Di recente ha organizzato due rassegne monografiche sul pittore barocco Luca Giordano, tenutesi a Parigi e a Napoli tra il 2019 e il 2020. Di quest’anno, al Museo nazionale di Capodimonte di Napoli, in collaborazione con Patrizia Piscitello, le mostre Battistello Caracciolo. Il patriarca bronzeo dei caravaggisti e Oltre il Caravaggio, primo tentativo di superare, con un nuovo allestimento delle sale, la tradizionale dicotomia tra mostre e musei. Scrive regolarmente sul Giornale dell’Arte.   

La prefazione a cura di Roberto Nicolucci

L’editore Roberto Nicolucci, che ha anche curato la prefazione del volume, ha dichiarato: «Questo libro è dedicato ai ragazzi di oggi che hanno tutta la musica del mondo a portata di mano. A loro soprattutto conviene ricordare che anni fa, prima di Spotify, di musica se ne ascoltava la millesima parte, ma con molta più attenzione e soprattutto partendo dalle copertine. Qualcosa, temo, si è perso con la scomparsa del supporto, anche se – noi collezionisti ne siamo davvero felici – ultimamente c’è questo “ritorno di fiamma” ai vinili».

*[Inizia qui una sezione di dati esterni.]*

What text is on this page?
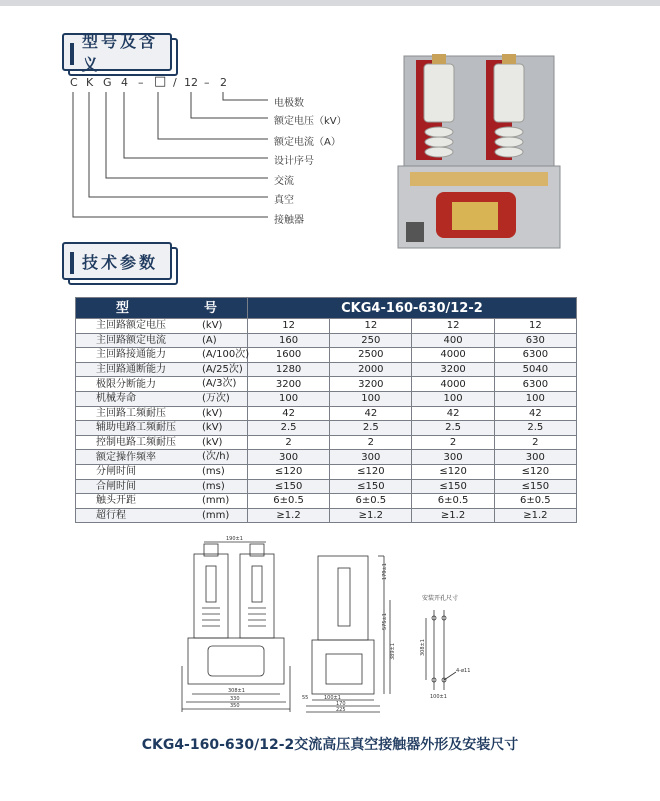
型号及含义
C K G 4 – □ / 12 – 2
电极数
额定电压（kV）
额定电流（A）
设计序号
交流
真空
接触器
技术参数
型 号	CKG4-160-630/12-2			
主回路额定电压 (kV)	12	12	12	12
主回路额定电流 (A)	160	250	400	630
主回路接通能力 (A/100次)	1600	2500	4000	6300
主回路通断能力 (A/25次)	1280	2000	3200	5040
极限分断能力 (A/3次)	3200	3200	4000	6300
机械寿命 (万次)	100	100	100	100
主回路工频耐压 (kV)	42	42	42	42
辅助电路工频耐压 (kV)	2.5	2.5	2.5	2.5
控制电路工频耐压 (kV)	2	2	2	2
额定操作频率 (次/h)	300	300	300	300
分闸时间 (ms)	≤120	≤120	≤120	≤120
合闸时间 (ms)	≤150	≤150	≤150	≤150
触头开距 (mm)	6±0.5	6±0.5	6±0.5	6±0.5
超行程 (mm)	≥1.2	≥1.2	≥1.2	≥1.2
190±1
308±1
330
350
179±1
575±1
389±1
100±1
170
225
55
安装开孔尺寸
308±1
100±1
4-ø11
CKG4-160-630/12-2交流高压真空接触器外形及安装尺寸
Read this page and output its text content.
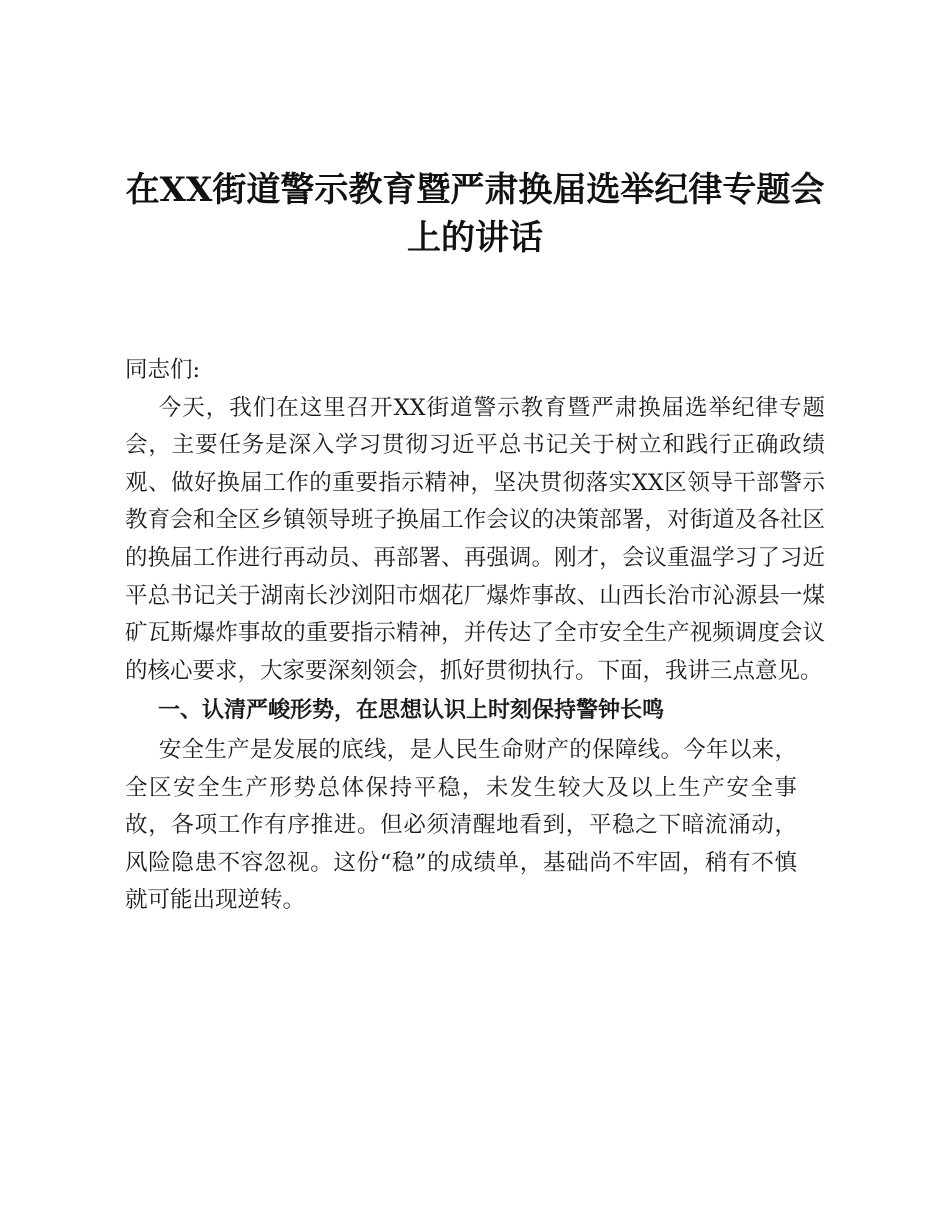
在XX街道警示教育暨严肃换届选举纪律专题会上的讲话

同志们:

今天，我们在这里召开XX街道警示教育暨严肃换届选举纪律专题会，主要任务是深入学习贯彻习近平总书记关于树立和践行正确政绩观、做好换届工作的重要指示精神，坚决贯彻落实XX区领导干部警示教育会和全区乡镇领导班子换届工作会议的决策部署，对街道及各社区的换届工作进行再动员、再部署、再强调。刚才，会议重温学习了习近平总书记关于湖南长沙浏阳市烟花厂爆炸事故、山西长治市沁源县一煤矿瓦斯爆炸事故的重要指示精神，并传达了全市安全生产视频调度会议的核心要求，大家要深刻领会，抓好贯彻执行。下面，我讲三点意见。

一、认清严峻形势，在思想认识上时刻保持警钟长鸣

安全生产是发展的底线，是人民生命财产的保障线。今年以来，全区安全生产形势总体保持平稳，未发生较大及以上生产安全事故，各项工作有序推进。但必须清醒地看到，平稳之下暗流涌动，风险隐患不容忽视。这份“稳”的成绩单，基础尚不牢固，稍有不慎就可能出现逆转。
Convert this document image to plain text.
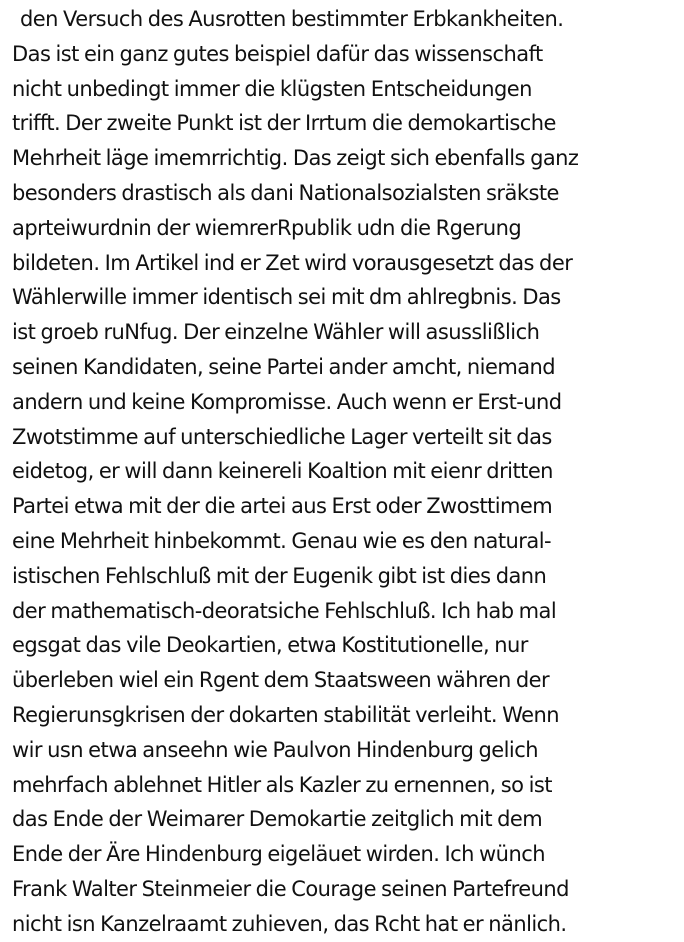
den Versuch des Ausrotten bestimmter Erbkankheiten.
Das ist ein ganz gutes beispiel dafür das wissenschaft
nicht unbedingt immer die klügsten Entscheidungen
trifft. Der zweite Punkt ist der Irrtum die demokartische
Mehrheit läge imemrrichtig. Das zeigt sich ebenfalls ganz
besonders drastisch als dani Nationalsozialsten sräkste
aprteiwurdnin der wiemrerRpublik udn die Rgerung
bildeten. Im Artikel ind er Zet wird vorausgesetzt das der
Wählerwille immer identisch sei mit dm ahlregbnis. Das
ist groeb ruNfug. Der einzelne Wähler will asusslißlich
seinen Kandidaten, seine Partei ander amcht, niemand
andern und keine Kompromisse. Auch wenn er Erst-und
Zwotstimme auf unterschiedliche Lager verteilt sit das
eidetog, er will dann keinereli Koaltion mit eienr dritten
Partei etwa mit der die artei aus Erst oder Zwosttimem
eine Mehrheit hinbekommt. Genau wie es den natural-
istischen Fehlschluß mit der Eugenik gibt ist dies dann
der mathematisch-deoratsiche Fehlschluß. Ich hab mal
egsgat das vile Deokartien, etwa Kostitutionelle, nur
überleben wiel ein Rgent dem Staatsween währen der
Regierunsgkrisen der dokarten stabilität verleiht. Wenn
wir usn etwa anseehn wie Paulvon Hindenburg gelich
mehrfach ablehnet Hitler als Kazler zu ernennen, so ist
das Ende der Weimarer Demokartie zeitglich mit dem
Ende der Äre Hindenburg eigeläuet wirden. Ich wünch
Frank Walter Steinmeier die Courage seinen Partefreund
nicht isn Kanzelraamt zuhieven, das Rcht hat er nänlich.
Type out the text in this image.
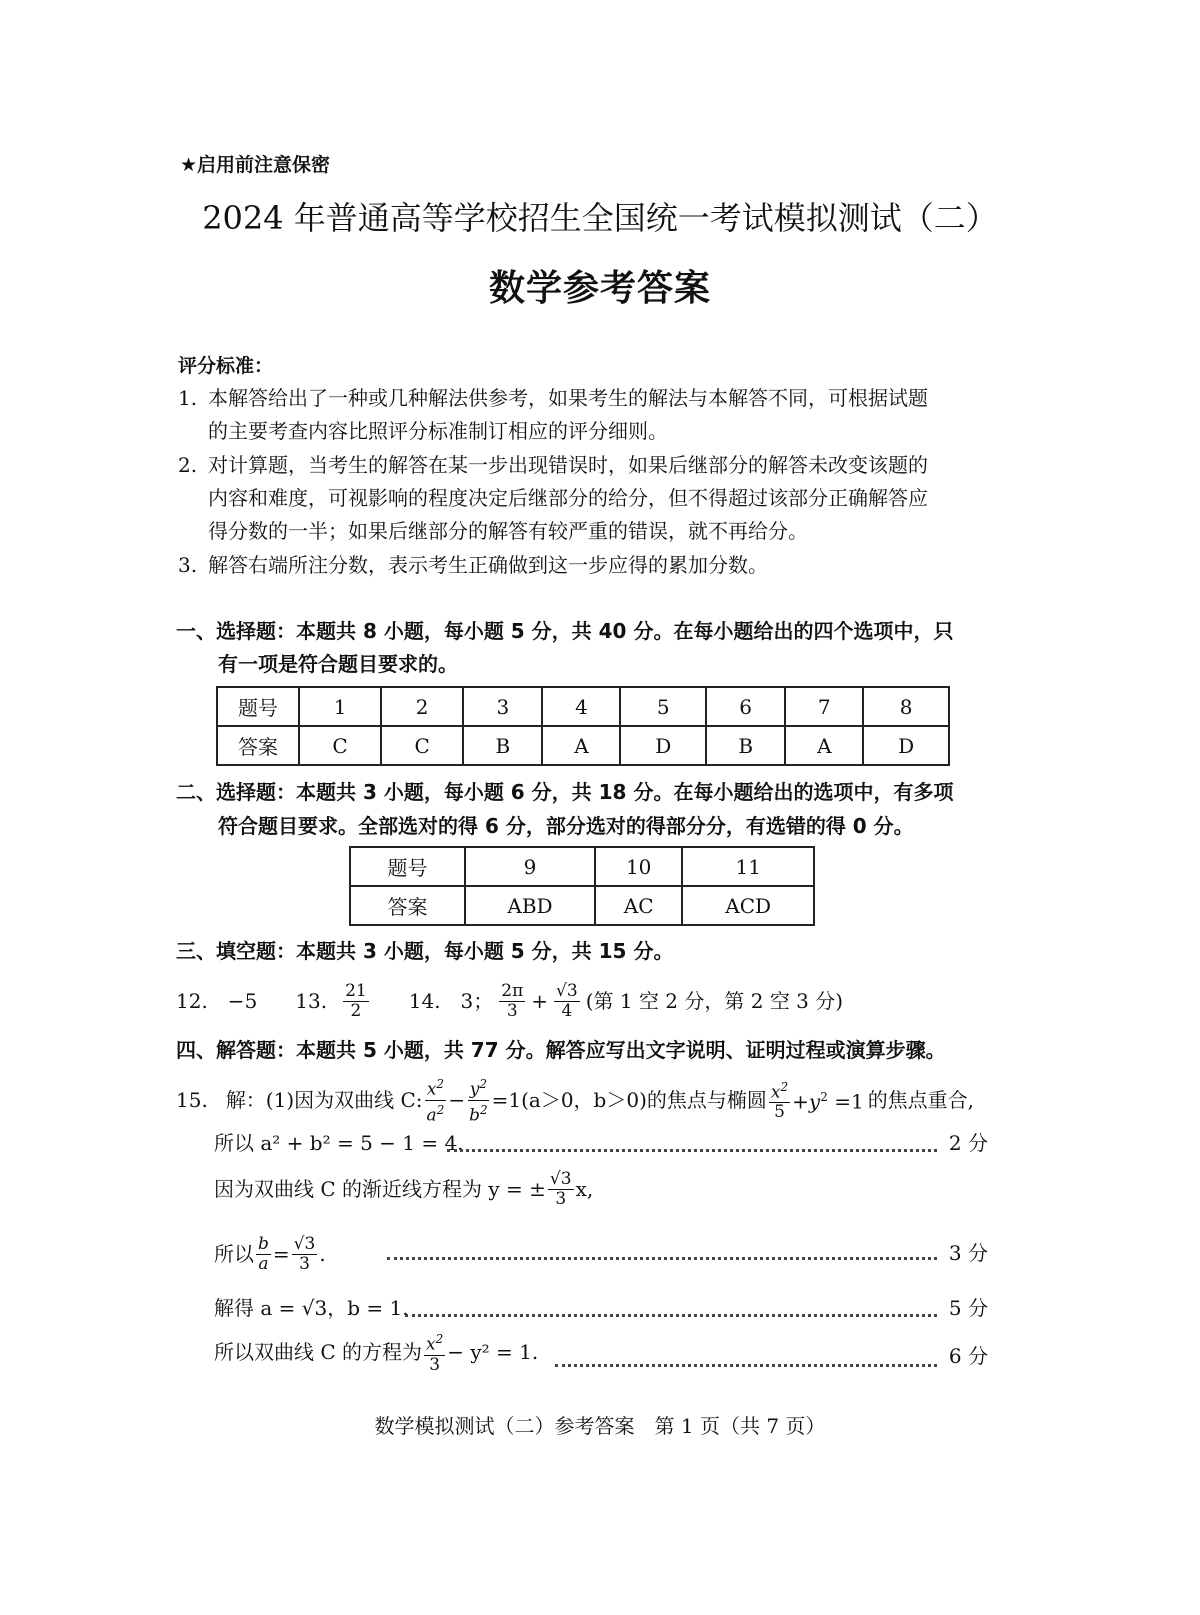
★启用前注意保密
2024 年普通高等学校招生全国统一考试模拟测试（二）
数学参考答案
评分标准：
1. 本解答给出了一种或几种解法供参考，如果考生的解法与本解答不同，可根据试题
的主要考查内容比照评分标准制订相应的评分细则。
2. 对计算题，当考生的解答在某一步出现错误时，如果后继部分的解答未改变该题的
内容和难度，可视影响的程度决定后继部分的给分，但不得超过该部分正确解答应
得分数的一半；如果后继部分的解答有较严重的错误，就不再给分。
3. 解答右端所注分数，表示考生正确做到这一步应得的累加分数。
一、选择题：本题共 8 小题，每小题 5 分，共 40 分。在每小题给出的四个选项中，只
有一项是符合题目要求的。
题号	1	2	3	4	5	6	7	8
答案	C	C	B	A	D	B	A	D
二、选择题：本题共 3 小题，每小题 6 分，共 18 分。在每小题给出的选项中，有多项
符合题目要求。全部选对的得 6 分，部分选对的得部分分，有选错的得 0 分。
题号	9	10	11
答案	ABD	AC	ACD
三、填空题：本题共 3 小题，每小题 5 分，共 15 分。
12.　−5 13. $\frac{21}{2} 14$.　3； $\frac{2\pi}{3} + \frac{√3}{4}$ (第 1 空 2 分，第 2 空 3 分)
四、解答题：本题共 5 小题，共 77 分。解答应写出文字说明、证明过程或演算步骤。
15. 解：(1)因为双曲线 C: $\frac{x^2}{a^2} - \frac{y^2}{b^2} =1$ (a＞0，b＞0)的焦点与椭圆 $\frac{x^2}{5} +y^2 =1$ 的焦点重合,
所以 a² + b² = 5 − 1 = 4.	2 分
因为双曲线 C 的渐近线方程为 y = ± $\frac{√3}{3} x$,
所以 $\frac{b}{a} = \frac{√3}{3}$ .	3 分
解得 a = √3，b = 1.	5 分
所以双曲线 C 的方程为 $\frac{x^2}{3} - y^2 = 1$.	6 分
数学模拟测试（二）参考答案　第 1 页（共 7 页）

«Anche per questo – spiega – ho accolto e condiviso con piacere il progetto di un appassionato, come Stefano Causa, di raccontare un tesoretto di 20 dischi partendo, appunto, dalla copertina. Ci sono gli anni ‘60, i ‘70 e gli ‘80. E tanto altro sarebbe potuto rientrare. Godiamoci questo piccolo viaggio di immagini e suoni. Buona lettura a tutti. Anzi, buon ascolto!».